A new study by a Medical College of Wisconsin researcher indicates that up to half of childhood asthma hospitalizations could be prevented with improved parent-physician communication regarding the child's condition, medication, follow-up care and asthma triggers.
Results of the studies appeared in the October issue of Pediatrics, the peer-reviewed, scientific journal of the American Academy of Pediatrics.
The study was led by Glenn Flores, MD, FAAP, associate professor of pediatrics, epidemiology and health policy at the Medical College in Milwaukee, and director of the Center for the Advancement of Underserved Children, a joint program of the Medical College and Children's Hospital of Wisconsin.
In the study, researchers surveyed parents, doctors and attending physicians of children admitted for asthma to an urban hospital over 14 months. Of the 230 hospitalized children, most were older (median age of five), poor and non-white, with public or private health insurance. Most children had not had a physician visit or contact before hospital admission.
The study showed that 83 percent of primary care physicians, 67 percent of attending physicians and 44 percent of parents cited parent/patient related issues as the reasons why the hospitalizations could have been prevented. It concluded that an estimated 15 to 54 percent of asthma–related hospitalizations are preventable, especially those that involve adolescents and families who had not contacted physicians prior to hospitalization.

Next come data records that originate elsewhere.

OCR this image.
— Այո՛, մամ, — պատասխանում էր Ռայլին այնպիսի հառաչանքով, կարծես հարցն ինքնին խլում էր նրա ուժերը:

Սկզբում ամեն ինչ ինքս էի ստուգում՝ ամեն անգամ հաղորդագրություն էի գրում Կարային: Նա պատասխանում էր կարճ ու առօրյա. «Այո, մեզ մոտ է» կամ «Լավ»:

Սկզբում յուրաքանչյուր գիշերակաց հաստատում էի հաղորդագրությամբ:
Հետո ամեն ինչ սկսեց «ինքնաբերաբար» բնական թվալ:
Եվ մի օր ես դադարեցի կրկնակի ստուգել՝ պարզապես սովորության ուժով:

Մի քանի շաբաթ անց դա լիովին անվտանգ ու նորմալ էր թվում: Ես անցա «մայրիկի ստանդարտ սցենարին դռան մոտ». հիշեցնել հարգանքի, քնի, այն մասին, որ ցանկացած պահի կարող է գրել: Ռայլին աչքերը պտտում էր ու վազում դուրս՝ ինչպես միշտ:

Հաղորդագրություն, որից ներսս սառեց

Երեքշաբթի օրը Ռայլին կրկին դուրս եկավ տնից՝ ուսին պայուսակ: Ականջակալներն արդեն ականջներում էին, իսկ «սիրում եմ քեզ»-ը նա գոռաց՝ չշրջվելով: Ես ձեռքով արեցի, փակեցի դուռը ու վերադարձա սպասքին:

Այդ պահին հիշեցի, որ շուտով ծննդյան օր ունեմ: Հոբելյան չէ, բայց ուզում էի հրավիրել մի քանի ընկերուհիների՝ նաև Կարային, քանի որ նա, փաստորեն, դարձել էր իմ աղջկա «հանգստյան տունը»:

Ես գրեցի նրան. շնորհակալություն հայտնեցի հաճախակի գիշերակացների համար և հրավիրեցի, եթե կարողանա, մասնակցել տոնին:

"We found that many pediatric asthma hospitalizations could be prevented if parents were better educated about the child's condition, what medications they should be taking, the need for follow-up care, and the importance of avoiding known disease triggers," Dr. Flores says.
About one-third to one-half of preventable asthma hospitalizations were medication related, including adherence problems, running out of medications, and refills not being called in, he notes.
"These striking findings underscore that educating families about sticking to their medication schedule and making sure they don't run out of their supplies may have a significant impact on preventing children from being hospitalized," Dr. Flores says.
Other reasons for the hospitalizations include delays in follow-up care from previous attacks and not knowing or keeping children away from asthma triggers, including cigarette smoke, dust and pets.
"The more we tell parents about asthma and how they can help prevent asthma attacks, the more likely it is that kids won't suffer from preventable hospitalizations. We also have the potential to save between $161 to $581 million in the cost of treating them," he says.